Esto, que sucedió con don
Miguel, no es una excepción ni mucho menos, pero sí lo es un vivo ejemplo, un
gran ejemplo. La segunda parte de El Quijote, sumó y acrecentó el acierto que
ya obtuvo en la primera, no sólo por el éxito editorial sino también por lo que
suponía la corona literaria del escritor casi septuagenario, que había peleado
durante toda su vida entre las luchas de guerra, las sociales y las del
espíritu, pero sobre todos con las económicas, dentro siempre del duro
resultado que la cruda existencia le proporcionó en los personales campos de
todas sus batallas, y cuyos ecos triunfales le llegaban postrado en un sillón
donde, todavía, el escritor incombustible y nato, daba los postreros retoques a
la última de sus novelas, “Los trabajos de Persiles y Segismunda”, cifrando en
ella sus mayores esperanzas, pero harto convencido de que aquello era el final
de su existir. No en vano su confesional apoyo sobre los versos de antiguas
coplas en la dedicatoria que, desde esta obra, hizo al conde de Lemos:
“Puesto
ya el pie en el estribo,
con las ansias de la
muerte,
gran señor, ésta te escribo...”
Premonitorio, y adivinando
cercana su terrenal despedida, lo escribiría en su casa de la madrileña calle
de León, en el hoy “Barrio de las Letras”, o de “las Musas”, barrio que
hicieron inmortal las triunfadoras obras literarias que salieron de mentes y de
plumas, de dramaturgos, poetas y escritores que en aquel Siglo de Oro español
lo habitaron, nombres y apellidos tan ilustres como fueron y son Lope de Vega,
Quevedo y el propio Miguel de Cervantes, entre otros, aseverando los
investigadores y biógrafos de éste que tal dedicatoria al Conde resultó ser lo
último escrito por el “Príncipe de las Letras”, muy pocos días antes de aquel
infausto 23 de abril, cuyas cercanas, próximas y nominadas calles podemos
recorrer aún cualquier día, incluso visitar la casa donde alguno de ellos
próceres habitara entonces.
Lo cierto es que, de una u
otra forma, una vez más la desidia nacional y el generalizado poco aprecio de
los valores personales en los momentos de la existencia de quienes están
dotados de méritos para una mayor atención con su persona, sus restos quedaron
confundidos en el osario común, casi imposible de identificar cuando el nombre
se inmortalizó a través de la obra y quisieron recuperarse.
Sí quedó a buen recaudo el
manuscrito de “Los trabajos de Persiles y Segismunda”, en los que tantas
esperanzas había puesto Cervantes, terminados como estaban y en vías, entonces,
de hallar el privilegio necesario para su publicación, que pronta y
afortunadamente consiguiera su viuda doña Catalina Salazar y Palacios y que
vendiera a Villarroel.
La obra apareció en librerías en los primeros
días de 1617, alcanzando desde el primer momento tal popularidad, que aquel año
se hicieron siete ediciones de la misma.
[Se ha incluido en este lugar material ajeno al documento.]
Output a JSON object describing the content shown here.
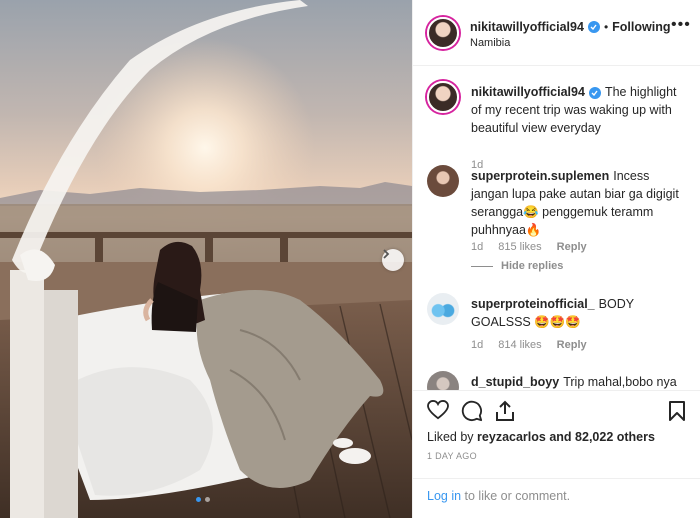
{
  "post": {
    "username": "nikitawillyofficial94",
    "separator": "•",
    "follow_label": "Following",
    "location": "Namibia",
    "more_label": "•••",
    "caption": "The highlight of my recent trip was waking up with beautiful view everyday",
    "caption_age": "1d"
  },
  "comments": [
    {
      "username": "superprotein.suplemen",
      "text": "Incess jangan lupa pake autan biar ga digigit serangga😂 penggemuk teramm puhhnyaa🔥",
      "age": "1d",
      "likes": "815 likes",
      "reply": "Reply",
      "hide_replies": "Hide replies"
    },
    {
      "username": "superproteinofficial_",
      "text": "BODY GOALSSS 🤩🤩🤩",
      "age": "1d",
      "likes": "814 likes",
      "reply": "Reply"
    },
    {
      "username": "d_stupid_boyy",
      "text": "Trip mahal,bobo nya di"
    }
  ],
  "actions": {
    "liked_by_prefix": "Liked by",
    "liked_by_user": "reyzacarlos",
    "liked_by_suffix": "and 82,022 others",
    "time_ago": "1 DAY AGO"
  },
  "footer": {
    "login_link": "Log in",
    "login_suffix": " to like or comment."
  },
  "colors": {
    "accent": "#3897f0",
    "muted": "#8e8e8e",
    "text": "#262626"
  }
}
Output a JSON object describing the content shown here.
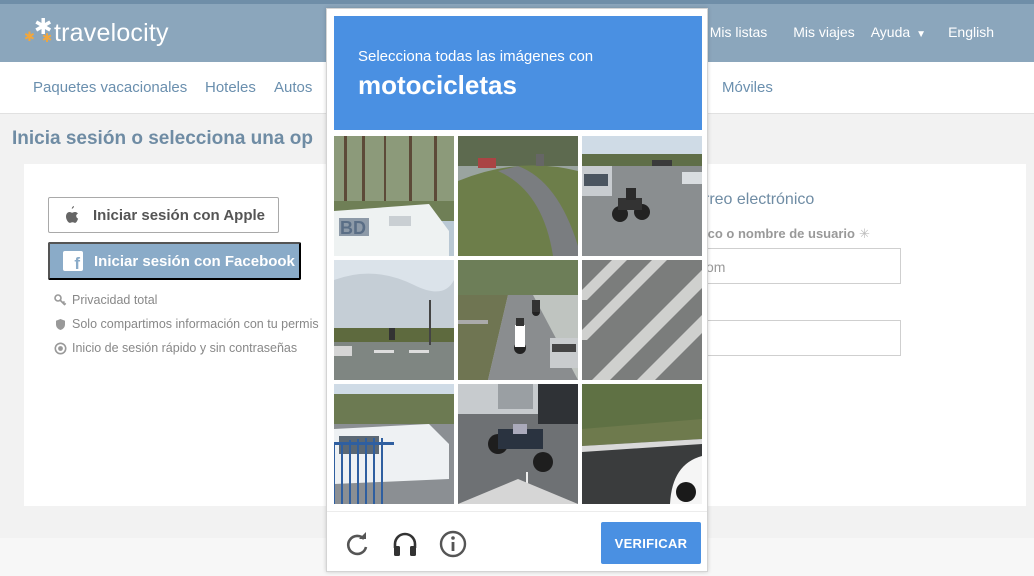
{
  "header": {
    "logo_text": "travelocity",
    "nav": [
      "Mis listas",
      "Mis viajes",
      "Ayuda",
      "English"
    ]
  },
  "subnav": {
    "items": [
      "Paquetes vacacionales",
      "Hoteles",
      "Autos"
    ],
    "right_item": "Móviles"
  },
  "page": {
    "title": "Inicia sesión o selecciona una op"
  },
  "login": {
    "apple_button": "Iniciar sesión con Apple",
    "facebook_button": "Iniciar sesión con Facebook",
    "features": [
      "Privacidad total",
      "Solo compartimos información con tu permis",
      "Inicio de sesión rápido y sin contraseñas"
    ],
    "email_section_title": "rreo electrónico",
    "email_label": "ico o nombre de usuario",
    "email_required_mark": "✳",
    "email_input_value": "om"
  },
  "captcha": {
    "instruction": "Selecciona todas las imágenes con",
    "target": "motocicletas",
    "verify_button": "VERIFICAR",
    "icons": [
      "reload-icon",
      "headphones-icon",
      "info-icon"
    ]
  },
  "colors": {
    "header_bg": "#8ba6bc",
    "captcha_blue": "#4a90e2",
    "facebook_button": "#8aabc8",
    "link_color": "#6a8fae"
  }
}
Pero luego, como es bien sabido, la
generalizada, extensa y maravillosa obra cervantina, quedaría minimizada ante
la magnitud y grandeza de “Don Quijote de La Mancha”, imponiéndose en el mundo
de las traducciones, publicaciones y lecturas.
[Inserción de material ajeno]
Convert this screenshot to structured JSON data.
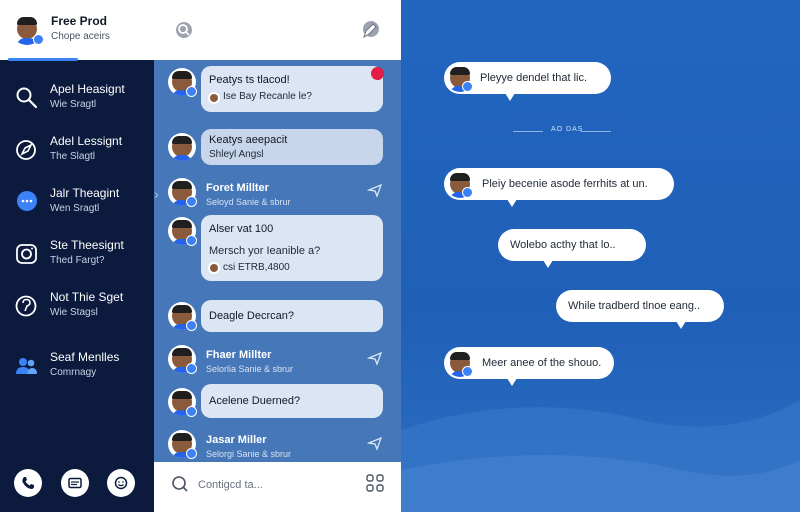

Se dice, y es la pura verdad, que el mejor homenaje que
podemos hacerle a un autor, vivo o ya no entre nosotros, es leerle en sus
obras.
Por ello, cuando de nuevo el 23 de abril celebremos el
Día del libro y con él el de Cervantes, o lo que supone mayor fuerza aún, el
mismo día en el que ya vayan a cumplirse o se hayan cumplido cuatro centurias
de tres importantes eventos literarios en la vida y en la obra del mejor y más
universal prosista que hayamos tenido en nuestro idioma (obran completa de Don
Quijote: 1615; fallecimiento del escritor: 1616, y publicación de Los trabajos de
Persiles y Segismunda: 1617).
No deberíamos dejar de ejercer este ejemplo en la
extensión de su obra y a través suyo, porque amplio es el mundo de las
bibliotecas, inmenso el de las librerías, o lo que hoy nos impulsa con mayor
fuerza, la digitalización de los libros y la fecunda publicación de tan
inmortales y conocidos títulos.
No dejemos, pues, de viajar por ellas, de visitar unas y
otras, abordando con un diálogo entre todos, los ambientes, medios y modos para
llegar a la mejor lectura en castellano que mantienen los siglos.